Enhancing Healthcare Team Outcomes
A collaborative and well-coordinated approach among physicians, advanced practitioners, nurses, pharmacists, and other health professionals is essential for providing patient-centered care, optimizing outcomes, ensuring patient safety, and enhancing team performance related to PICC line management. Clear communication, shared responsibilities, and ongoing education are critical components of a successful interprofessional team caring for patients with PICC lines.
The medical team responsible for caring for the patient must consider the indications, weigh the risks and benefits, and make an informed decision regarding PICC line placement and whether the patient would benefit from fluoroscopic guidance for the procedure. Radiologists either carry out the fluoroscopic PICC placement or oversee the procedure while a skilled physician assistant performs it. Following the line placement, the nursing staff provides the aftercare. Nurses are responsible for day-to-day care, education, and monitoring of patients with PICC lines, reporting any concerns promptly. Pharmacists are responsible for ensuring accurate and safe medication administration through PICC lines, providing expertise in drug selection and dosing.

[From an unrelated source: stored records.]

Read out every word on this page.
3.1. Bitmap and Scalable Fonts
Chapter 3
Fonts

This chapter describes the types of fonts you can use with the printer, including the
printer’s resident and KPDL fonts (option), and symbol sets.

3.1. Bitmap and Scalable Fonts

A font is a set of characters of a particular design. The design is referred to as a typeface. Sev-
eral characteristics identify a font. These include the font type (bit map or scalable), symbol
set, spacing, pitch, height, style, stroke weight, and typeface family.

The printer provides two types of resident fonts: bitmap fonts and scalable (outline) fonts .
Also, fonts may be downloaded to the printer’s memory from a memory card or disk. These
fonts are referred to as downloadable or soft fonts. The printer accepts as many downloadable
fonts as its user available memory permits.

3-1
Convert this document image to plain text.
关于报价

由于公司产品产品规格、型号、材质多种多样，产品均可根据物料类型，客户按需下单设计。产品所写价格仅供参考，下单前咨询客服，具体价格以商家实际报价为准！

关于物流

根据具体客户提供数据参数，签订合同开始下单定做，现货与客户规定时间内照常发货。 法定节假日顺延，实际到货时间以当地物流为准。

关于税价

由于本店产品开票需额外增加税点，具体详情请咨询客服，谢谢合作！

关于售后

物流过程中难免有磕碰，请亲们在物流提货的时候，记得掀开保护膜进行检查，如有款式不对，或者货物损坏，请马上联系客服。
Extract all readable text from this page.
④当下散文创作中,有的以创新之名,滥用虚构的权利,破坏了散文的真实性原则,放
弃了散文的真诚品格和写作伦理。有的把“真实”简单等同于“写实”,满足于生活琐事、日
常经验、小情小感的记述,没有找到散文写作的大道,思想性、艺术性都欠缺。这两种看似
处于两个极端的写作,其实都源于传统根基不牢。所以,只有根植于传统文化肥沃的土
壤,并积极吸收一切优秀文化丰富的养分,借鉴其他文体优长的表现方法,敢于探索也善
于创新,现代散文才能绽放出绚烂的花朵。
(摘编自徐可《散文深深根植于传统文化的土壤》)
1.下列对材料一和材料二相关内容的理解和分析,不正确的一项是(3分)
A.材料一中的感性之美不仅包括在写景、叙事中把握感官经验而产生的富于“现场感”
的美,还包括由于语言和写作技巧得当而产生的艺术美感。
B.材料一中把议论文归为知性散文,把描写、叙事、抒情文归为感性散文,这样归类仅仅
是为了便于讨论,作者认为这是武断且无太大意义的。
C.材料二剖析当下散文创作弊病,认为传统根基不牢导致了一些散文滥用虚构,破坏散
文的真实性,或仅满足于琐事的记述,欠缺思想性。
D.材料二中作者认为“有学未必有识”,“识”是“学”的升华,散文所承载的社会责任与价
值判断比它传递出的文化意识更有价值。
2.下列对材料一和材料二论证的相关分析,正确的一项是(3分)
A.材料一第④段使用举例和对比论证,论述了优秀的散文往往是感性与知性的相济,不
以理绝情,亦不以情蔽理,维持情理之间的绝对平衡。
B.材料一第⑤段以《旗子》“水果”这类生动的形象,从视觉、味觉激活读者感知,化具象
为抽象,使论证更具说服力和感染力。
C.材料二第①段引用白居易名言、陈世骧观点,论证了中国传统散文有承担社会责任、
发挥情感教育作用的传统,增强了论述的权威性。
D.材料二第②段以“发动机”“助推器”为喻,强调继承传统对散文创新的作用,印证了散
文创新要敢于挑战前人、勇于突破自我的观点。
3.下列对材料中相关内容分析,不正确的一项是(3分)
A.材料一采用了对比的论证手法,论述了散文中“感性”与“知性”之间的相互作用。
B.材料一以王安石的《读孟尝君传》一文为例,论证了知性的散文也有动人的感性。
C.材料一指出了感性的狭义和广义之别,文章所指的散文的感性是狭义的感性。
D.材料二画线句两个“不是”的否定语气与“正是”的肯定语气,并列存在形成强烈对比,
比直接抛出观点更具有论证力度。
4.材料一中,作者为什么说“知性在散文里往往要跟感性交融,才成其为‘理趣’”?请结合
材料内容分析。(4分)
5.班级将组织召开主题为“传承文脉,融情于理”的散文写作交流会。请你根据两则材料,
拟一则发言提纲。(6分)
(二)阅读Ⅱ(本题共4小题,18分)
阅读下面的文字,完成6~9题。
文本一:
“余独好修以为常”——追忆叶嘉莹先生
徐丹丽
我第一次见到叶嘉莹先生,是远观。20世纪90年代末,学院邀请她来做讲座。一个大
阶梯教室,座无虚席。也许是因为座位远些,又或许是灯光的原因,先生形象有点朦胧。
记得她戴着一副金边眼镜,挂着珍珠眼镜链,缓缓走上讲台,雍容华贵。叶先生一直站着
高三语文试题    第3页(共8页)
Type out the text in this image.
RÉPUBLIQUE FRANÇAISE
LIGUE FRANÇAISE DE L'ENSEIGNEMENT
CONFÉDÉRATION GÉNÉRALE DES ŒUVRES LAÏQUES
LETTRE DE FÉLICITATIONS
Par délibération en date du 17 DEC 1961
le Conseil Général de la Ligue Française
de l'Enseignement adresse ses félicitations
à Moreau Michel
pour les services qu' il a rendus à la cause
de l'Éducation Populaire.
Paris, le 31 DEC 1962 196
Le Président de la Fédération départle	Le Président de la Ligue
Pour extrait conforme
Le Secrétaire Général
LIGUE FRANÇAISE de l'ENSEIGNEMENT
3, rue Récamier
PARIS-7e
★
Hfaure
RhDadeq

Careful monitoring and maintenance of these lines are paramount in preventing procedural complications. If a complication should arise, effective communication of the entire multidisciplinary team will aid in treating the complication and preventing occurrences in the future. In addition, many healthcare facilities also have teams of infectious disease staff to monitor the number and root cause of catheter-associated bloodstream infections. This data aids in the institutional protocol changes to provide a safer service for patients needing care. Joint educational sessions enhance mutual understanding of each professional's role and responsibilities regarding PICC line care.